10. `docs/RESOURCE-REGISTRY.md` — Phase 7.2 Change Log + optional Panda table update.
11. `MEMORY.md` — Phase 7.3 new session-112 block.
12. `docs/NEXT-SESSION-PARAKEET-DEPLOY.md` — only if verdict = ADOPT.

**Explicitly NOT modified:**
- `services/annie-voice/phone_audio.py` (the STT engine) — adoption is a separate session.
- `services/annie-voice/phone_call.py` — unchanged.
- `start.sh`, `stop.sh` — unchanged.
- Main Panda `~/workplace/her/her-os/.venv` — unchanged (bench venv is isolated per user decision).

## Start Command

```bash
cat /home/rajesh/.claude/plans/radiant-noodling-dolphin.md
```

Then execute pre-flight gates 1-15 in order. First failure aborts.
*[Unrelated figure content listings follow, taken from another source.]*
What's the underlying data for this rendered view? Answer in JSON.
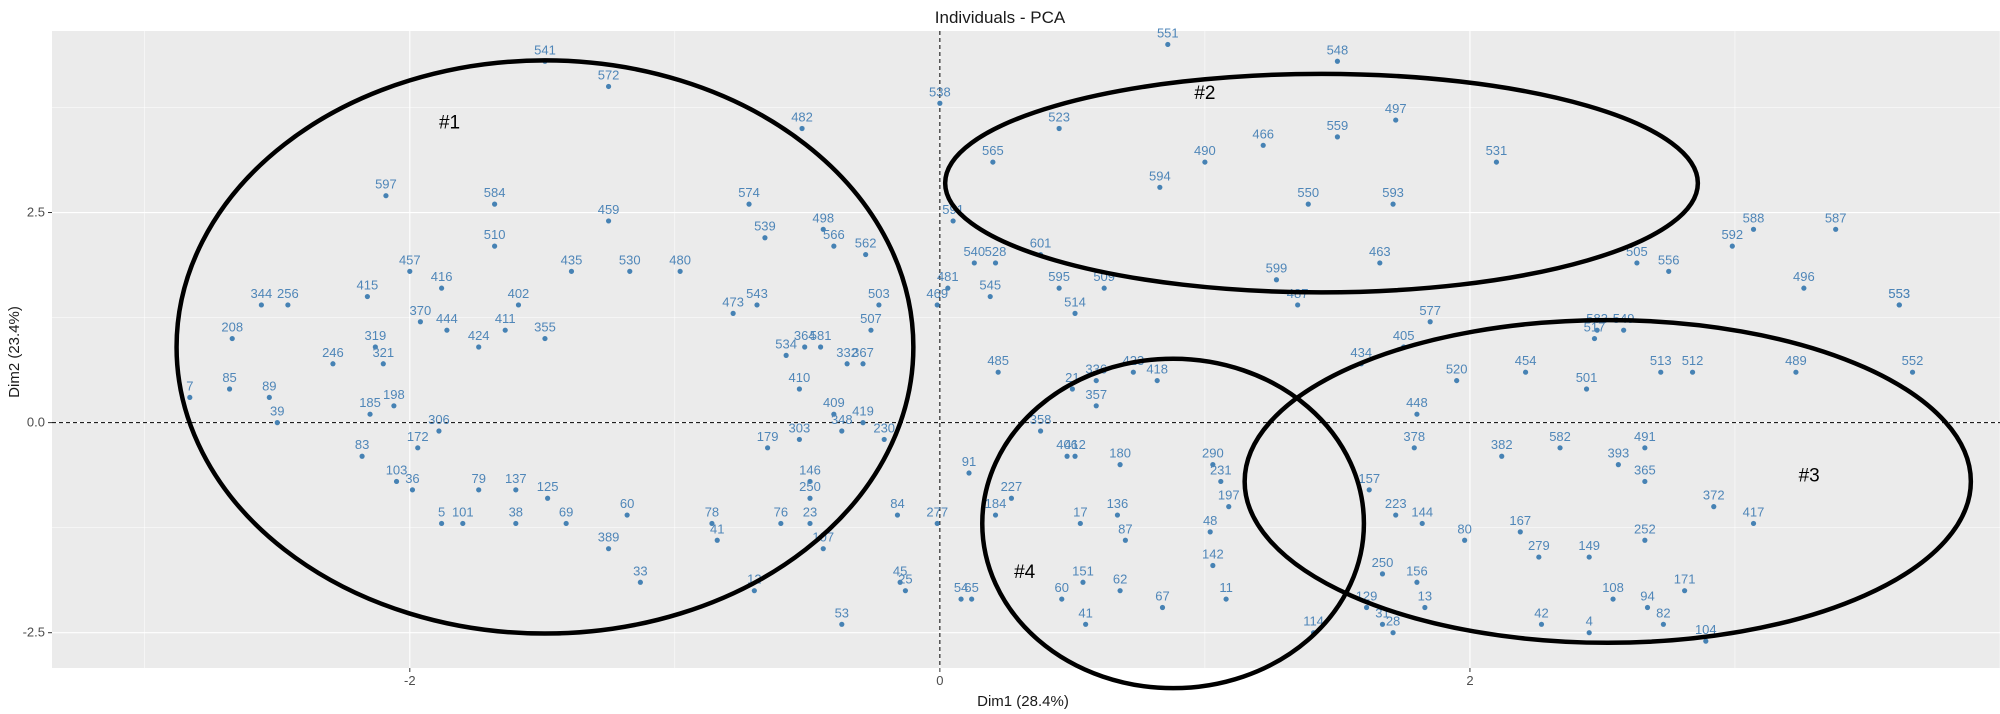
{
  "chart_data": {
    "type": "scatter",
    "title": "Individuals - PCA",
    "xlabel": "Dim1 (28.4%)",
    "ylabel": "Dim2 (23.4%)",
    "xlim": [
      -3.35,
      4.0
    ],
    "ylim": [
      -2.92,
      4.66
    ],
    "x_ticks": [
      -2,
      0,
      2
    ],
    "x_tick_labels": [
      "-2",
      "0",
      "2"
    ],
    "y_ticks": [
      -2.5,
      0.0,
      2.5
    ],
    "y_tick_labels": [
      "-2.5",
      "0.0",
      "2.5"
    ],
    "grid": true,
    "reference_lines": {
      "x": 0,
      "y": 0,
      "style": "dashed"
    },
    "point_color": "#4682b4",
    "points": [
      {
        "label": "541",
        "x": -1.49,
        "y": 4.3
      },
      {
        "label": "572",
        "x": -1.25,
        "y": 4.0
      },
      {
        "label": "538",
        "x": 0.0,
        "y": 3.8
      },
      {
        "label": "551",
        "x": 0.86,
        "y": 4.5
      },
      {
        "label": "548",
        "x": 1.5,
        "y": 4.3
      },
      {
        "label": "523",
        "x": 0.45,
        "y": 3.5
      },
      {
        "label": "497",
        "x": 1.72,
        "y": 3.6
      },
      {
        "label": "466",
        "x": 1.22,
        "y": 3.3
      },
      {
        "label": "559",
        "x": 1.5,
        "y": 3.4
      },
      {
        "label": "490",
        "x": 1.0,
        "y": 3.1
      },
      {
        "label": "565",
        "x": 0.2,
        "y": 3.1
      },
      {
        "label": "482",
        "x": -0.52,
        "y": 3.5
      },
      {
        "label": "531",
        "x": 2.1,
        "y": 3.1
      },
      {
        "label": "597",
        "x": -2.09,
        "y": 2.7
      },
      {
        "label": "584",
        "x": -1.68,
        "y": 2.6
      },
      {
        "label": "459",
        "x": -1.25,
        "y": 2.4
      },
      {
        "label": "574",
        "x": -0.72,
        "y": 2.6
      },
      {
        "label": "498",
        "x": -0.44,
        "y": 2.3
      },
      {
        "label": "539",
        "x": -0.66,
        "y": 2.2
      },
      {
        "label": "566",
        "x": -0.4,
        "y": 2.1
      },
      {
        "label": "562",
        "x": -0.28,
        "y": 2.0
      },
      {
        "label": "510",
        "x": -1.68,
        "y": 2.1
      },
      {
        "label": "594",
        "x": 0.83,
        "y": 2.8
      },
      {
        "label": "591",
        "x": 0.05,
        "y": 2.4
      },
      {
        "label": "593",
        "x": 1.71,
        "y": 2.6
      },
      {
        "label": "550",
        "x": 1.39,
        "y": 2.6
      },
      {
        "label": "588",
        "x": 3.07,
        "y": 2.3
      },
      {
        "label": "587",
        "x": 3.38,
        "y": 2.3
      },
      {
        "label": "592",
        "x": 2.99,
        "y": 2.1
      },
      {
        "label": "463",
        "x": 1.66,
        "y": 1.9
      },
      {
        "label": "505",
        "x": 2.63,
        "y": 1.9
      },
      {
        "label": "556",
        "x": 2.75,
        "y": 1.8
      },
      {
        "label": "496",
        "x": 3.26,
        "y": 1.6
      },
      {
        "label": "553",
        "x": 3.62,
        "y": 1.4
      },
      {
        "label": "457",
        "x": -2.0,
        "y": 1.8
      },
      {
        "label": "416",
        "x": -1.88,
        "y": 1.6
      },
      {
        "label": "415",
        "x": -2.16,
        "y": 1.5
      },
      {
        "label": "344",
        "x": -2.56,
        "y": 1.4
      },
      {
        "label": "256",
        "x": -2.46,
        "y": 1.4
      },
      {
        "label": "208",
        "x": -2.67,
        "y": 1.0
      },
      {
        "label": "7",
        "x": -2.83,
        "y": 0.3
      },
      {
        "label": "85",
        "x": -2.68,
        "y": 0.4
      },
      {
        "label": "89",
        "x": -2.53,
        "y": 0.3
      },
      {
        "label": "39",
        "x": -2.5,
        "y": 0.0
      },
      {
        "label": "246",
        "x": -2.29,
        "y": 0.7
      },
      {
        "label": "402",
        "x": -1.59,
        "y": 1.4
      },
      {
        "label": "435",
        "x": -1.39,
        "y": 1.8
      },
      {
        "label": "530",
        "x": -1.17,
        "y": 1.8
      },
      {
        "label": "480",
        "x": -0.98,
        "y": 1.8
      },
      {
        "label": "503",
        "x": -0.23,
        "y": 1.4
      },
      {
        "label": "507",
        "x": -0.26,
        "y": 1.1
      },
      {
        "label": "543",
        "x": -0.69,
        "y": 1.4
      },
      {
        "label": "473",
        "x": -0.78,
        "y": 1.3
      },
      {
        "label": "553b",
        "x": 3.62,
        "y": 1.4
      },
      {
        "label": "601",
        "x": 0.38,
        "y": 2.0
      },
      {
        "label": "540",
        "x": 0.13,
        "y": 1.9
      },
      {
        "label": "528",
        "x": 0.21,
        "y": 1.9
      },
      {
        "label": "595",
        "x": 0.45,
        "y": 1.6
      },
      {
        "label": "545",
        "x": 0.19,
        "y": 1.5
      },
      {
        "label": "509",
        "x": 0.62,
        "y": 1.6
      },
      {
        "label": "481",
        "x": 0.03,
        "y": 1.6
      },
      {
        "label": "469",
        "x": -0.01,
        "y": 1.4
      },
      {
        "label": "514",
        "x": 0.51,
        "y": 1.3
      },
      {
        "label": "599",
        "x": 1.27,
        "y": 1.7
      },
      {
        "label": "487",
        "x": 1.35,
        "y": 1.4
      },
      {
        "label": "577",
        "x": 1.85,
        "y": 1.2
      },
      {
        "label": "583",
        "x": 2.48,
        "y": 1.1
      },
      {
        "label": "549",
        "x": 2.58,
        "y": 1.1
      },
      {
        "label": "517",
        "x": 2.47,
        "y": 1.0
      },
      {
        "label": "489",
        "x": 3.23,
        "y": 0.6
      },
      {
        "label": "552",
        "x": 3.67,
        "y": 0.6
      },
      {
        "label": "513",
        "x": 2.72,
        "y": 0.6
      },
      {
        "label": "512",
        "x": 2.84,
        "y": 0.6
      },
      {
        "label": "454",
        "x": 2.21,
        "y": 0.6
      },
      {
        "label": "501",
        "x": 2.44,
        "y": 0.4
      },
      {
        "label": "520",
        "x": 1.95,
        "y": 0.5
      },
      {
        "label": "405",
        "x": 1.75,
        "y": 0.9
      },
      {
        "label": "434",
        "x": 1.59,
        "y": 0.7
      },
      {
        "label": "448",
        "x": 1.8,
        "y": 0.1
      },
      {
        "label": "423",
        "x": 0.73,
        "y": 0.6
      },
      {
        "label": "418",
        "x": 0.82,
        "y": 0.5
      },
      {
        "label": "21",
        "x": 0.5,
        "y": 0.4
      },
      {
        "label": "336",
        "x": 0.59,
        "y": 0.5
      },
      {
        "label": "357",
        "x": 0.59,
        "y": 0.2
      },
      {
        "label": "358",
        "x": 0.38,
        "y": -0.1
      },
      {
        "label": "406",
        "x": 0.48,
        "y": -0.4
      },
      {
        "label": "412",
        "x": 0.51,
        "y": -0.4
      },
      {
        "label": "180",
        "x": 0.68,
        "y": -0.5
      },
      {
        "label": "227",
        "x": 0.27,
        "y": -0.9
      },
      {
        "label": "184",
        "x": 0.21,
        "y": -1.1
      },
      {
        "label": "17",
        "x": 0.53,
        "y": -1.2
      },
      {
        "label": "136",
        "x": 0.67,
        "y": -1.1
      },
      {
        "label": "87",
        "x": 0.7,
        "y": -1.4
      },
      {
        "label": "62",
        "x": 0.68,
        "y": -2.0
      },
      {
        "label": "67",
        "x": 0.84,
        "y": -2.2
      },
      {
        "label": "41",
        "x": 0.55,
        "y": -2.4
      },
      {
        "label": "151",
        "x": 0.54,
        "y": -1.9
      },
      {
        "label": "60",
        "x": 0.46,
        "y": -2.1
      },
      {
        "label": "114",
        "x": 1.41,
        "y": -2.5
      },
      {
        "label": "31",
        "x": 1.67,
        "y": -2.4
      },
      {
        "label": "28",
        "x": 1.71,
        "y": -2.5
      },
      {
        "label": "13",
        "x": 1.83,
        "y": -2.2
      },
      {
        "label": "156",
        "x": 1.8,
        "y": -1.9
      },
      {
        "label": "250",
        "x": 1.67,
        "y": -1.8
      },
      {
        "label": "129",
        "x": 1.61,
        "y": -2.2
      },
      {
        "label": "11",
        "x": 1.08,
        "y": -2.1
      },
      {
        "label": "142",
        "x": 1.03,
        "y": -1.7
      },
      {
        "label": "48",
        "x": 1.02,
        "y": -1.3
      },
      {
        "label": "197",
        "x": 1.09,
        "y": -1.0
      },
      {
        "label": "231",
        "x": 1.06,
        "y": -0.7
      },
      {
        "label": "290",
        "x": 1.03,
        "y": -0.5
      },
      {
        "label": "378",
        "x": 1.79,
        "y": -0.3
      },
      {
        "label": "157",
        "x": 1.62,
        "y": -0.8
      },
      {
        "label": "223",
        "x": 1.72,
        "y": -1.1
      },
      {
        "label": "144",
        "x": 1.82,
        "y": -1.2
      },
      {
        "label": "382",
        "x": 2.12,
        "y": -0.4
      },
      {
        "label": "582",
        "x": 2.34,
        "y": -0.3
      },
      {
        "label": "491",
        "x": 2.66,
        "y": -0.3
      },
      {
        "label": "393",
        "x": 2.56,
        "y": -0.5
      },
      {
        "label": "365",
        "x": 2.66,
        "y": -0.7
      },
      {
        "label": "372",
        "x": 2.92,
        "y": -1.0
      },
      {
        "label": "417",
        "x": 3.07,
        "y": -1.2
      },
      {
        "label": "252",
        "x": 2.66,
        "y": -1.4
      },
      {
        "label": "167",
        "x": 2.19,
        "y": -1.3
      },
      {
        "label": "80",
        "x": 1.98,
        "y": -1.4
      },
      {
        "label": "279",
        "x": 2.26,
        "y": -1.6
      },
      {
        "label": "149",
        "x": 2.45,
        "y": -1.6
      },
      {
        "label": "108",
        "x": 2.54,
        "y": -2.1
      },
      {
        "label": "171",
        "x": 2.81,
        "y": -2.0
      },
      {
        "label": "94",
        "x": 2.67,
        "y": -2.2
      },
      {
        "label": "82",
        "x": 2.73,
        "y": -2.4
      },
      {
        "label": "104",
        "x": 2.89,
        "y": -2.6
      },
      {
        "label": "42",
        "x": 2.27,
        "y": -2.4
      },
      {
        "label": "4",
        "x": 2.45,
        "y": -2.5
      },
      {
        "label": "33",
        "x": -1.13,
        "y": -1.9
      },
      {
        "label": "12",
        "x": -0.7,
        "y": -2.0
      },
      {
        "label": "53",
        "x": -0.37,
        "y": -2.4
      },
      {
        "label": "45",
        "x": -0.15,
        "y": -1.9
      },
      {
        "label": "25",
        "x": -0.13,
        "y": -2.0
      },
      {
        "label": "54",
        "x": 0.08,
        "y": -2.1
      },
      {
        "label": "65",
        "x": 0.12,
        "y": -2.1
      },
      {
        "label": "107",
        "x": -0.44,
        "y": -1.5
      },
      {
        "label": "76",
        "x": -0.6,
        "y": -1.2
      },
      {
        "label": "23",
        "x": -0.49,
        "y": -1.2
      },
      {
        "label": "84",
        "x": -0.16,
        "y": -1.1
      },
      {
        "label": "277",
        "x": -0.01,
        "y": -1.2
      },
      {
        "label": "91",
        "x": 0.11,
        "y": -0.6
      },
      {
        "label": "230",
        "x": -0.21,
        "y": -0.2
      },
      {
        "label": "419",
        "x": -0.29,
        "y": 0.0
      },
      {
        "label": "348",
        "x": -0.37,
        "y": -0.1
      },
      {
        "label": "303",
        "x": -0.53,
        "y": -0.2
      },
      {
        "label": "179",
        "x": -0.65,
        "y": -0.3
      },
      {
        "label": "146",
        "x": -0.49,
        "y": -0.7
      },
      {
        "label": "250b",
        "x": -0.49,
        "y": -0.9
      },
      {
        "label": "409",
        "x": -0.4,
        "y": 0.1
      },
      {
        "label": "410",
        "x": -0.53,
        "y": 0.4
      },
      {
        "label": "364",
        "x": -0.51,
        "y": 0.9
      },
      {
        "label": "581",
        "x": -0.45,
        "y": 0.9
      },
      {
        "label": "534",
        "x": -0.58,
        "y": 0.8
      },
      {
        "label": "332",
        "x": -0.35,
        "y": 0.7
      },
      {
        "label": "367",
        "x": -0.29,
        "y": 0.7
      },
      {
        "label": "424",
        "x": -1.74,
        "y": 0.9
      },
      {
        "label": "444",
        "x": -1.86,
        "y": 1.1
      },
      {
        "label": "370",
        "x": -1.96,
        "y": 1.2
      },
      {
        "label": "411",
        "x": -1.64,
        "y": 1.1
      },
      {
        "label": "355",
        "x": -1.49,
        "y": 1.0
      },
      {
        "label": "321",
        "x": -2.1,
        "y": 0.7
      },
      {
        "label": "319",
        "x": -2.13,
        "y": 0.9
      },
      {
        "label": "198",
        "x": -2.06,
        "y": 0.2
      },
      {
        "label": "185",
        "x": -2.15,
        "y": 0.1
      },
      {
        "label": "306",
        "x": -1.89,
        "y": -0.1
      },
      {
        "label": "172",
        "x": -1.97,
        "y": -0.3
      },
      {
        "label": "83",
        "x": -2.18,
        "y": -0.4
      },
      {
        "label": "103",
        "x": -2.05,
        "y": -0.7
      },
      {
        "label": "36",
        "x": -1.99,
        "y": -0.8
      },
      {
        "label": "79",
        "x": -1.74,
        "y": -0.8
      },
      {
        "label": "137",
        "x": -1.6,
        "y": -0.8
      },
      {
        "label": "125",
        "x": -1.48,
        "y": -0.9
      },
      {
        "label": "69",
        "x": -1.41,
        "y": -1.2
      },
      {
        "label": "38",
        "x": -1.6,
        "y": -1.2
      },
      {
        "label": "101",
        "x": -1.8,
        "y": -1.2
      },
      {
        "label": "5",
        "x": -1.88,
        "y": -1.2
      },
      {
        "label": "389",
        "x": -1.25,
        "y": -1.5
      },
      {
        "label": "41b",
        "x": -0.84,
        "y": -1.4
      },
      {
        "label": "78",
        "x": -0.86,
        "y": -1.2
      },
      {
        "label": "60b",
        "x": -1.18,
        "y": -1.1
      },
      {
        "label": "485",
        "x": 0.22,
        "y": 0.6
      }
    ],
    "ellipses": [
      {
        "label": "#1",
        "cx": -1.49,
        "cy": 0.9,
        "rx": 1.39,
        "ry": 3.41
      },
      {
        "label": "#2",
        "cx": 1.44,
        "cy": 2.85,
        "rx": 1.42,
        "ry": 1.3
      },
      {
        "label": "#3",
        "cx": 2.52,
        "cy": -0.7,
        "rx": 1.37,
        "ry": 1.92
      },
      {
        "label": "#4",
        "cx": 0.88,
        "cy": -1.2,
        "rx": 0.72,
        "ry": 1.96
      }
    ],
    "annotations": [
      "#1",
      "#2",
      "#3",
      "#4"
    ]
  }
}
After gates pass: Phase 0 → 1 → 2 → 3 → 4 → 5 → 6 → 7. **All adversarial findings are already addressed in the plan's Stage 6 table — do not re-design any of the 15 decisions above without explicit user re-approval.**

## Verification

1. Pre-flight Gates 1-15 all green (including Gate 14 restart-budget measurement).
2. Phase 1 `whisper-baseline.json` covers ≥ 90% of corpus.
3. Phase 2 bench venv: `python -c "import torch; assert torch.version.cuda == '12.8' and torch.cuda.get_device_capability() == (12, 0)"` passes; NeMo imports + runs CUDA op.
4. Phase 3 `ab-results.json` has all 3 subprocess passes complete with ≥ 90% coverage, no OOM.
5. Phase 4 `SUMMARY.md` contains all 6 gates (G1-G6) filled, `Verdict:` line with one of `adopt-v2|adopt-v3-offline|adopt-v3-streaming|stay-whisper`.
6. Phase 5 phone daemon restored: `/v1/phone/status` → 200, Chatterbox/:8772, E2B/:11435, panda-nav/:11436 all green. `[AUTO] Waiting for incoming call` in `/tmp/phone-auto.log`. Phase 0.5 temporary endpoint reverted (grep phone_api.py on Panda confirms).
7. Phase 7 draft PR opened against `main` with title `bench(stt): Parakeet v2/v3 Panda A/B — <verdict>`; PR body references plan path; no `.wav` or phone-transcript files in the diff.
8. User places a test call via Telegram (or schedules one within 30 min of bench end) to confirm Annie is answering normally.

## Retrospective (after adoption decision lands)

After the deploy-or-stay decision is implemented in a follow-up session, tag each of the 22 Stage 6 findings as HIT / MISS / PARTIAL / N/A per the `planning-with-review` retrospective protocol. Findings that consistently HIT become elevated to CLAUDE.md or memory; findings that MISS get a note for future reviewers. This closes the feedback loop on the review process itself.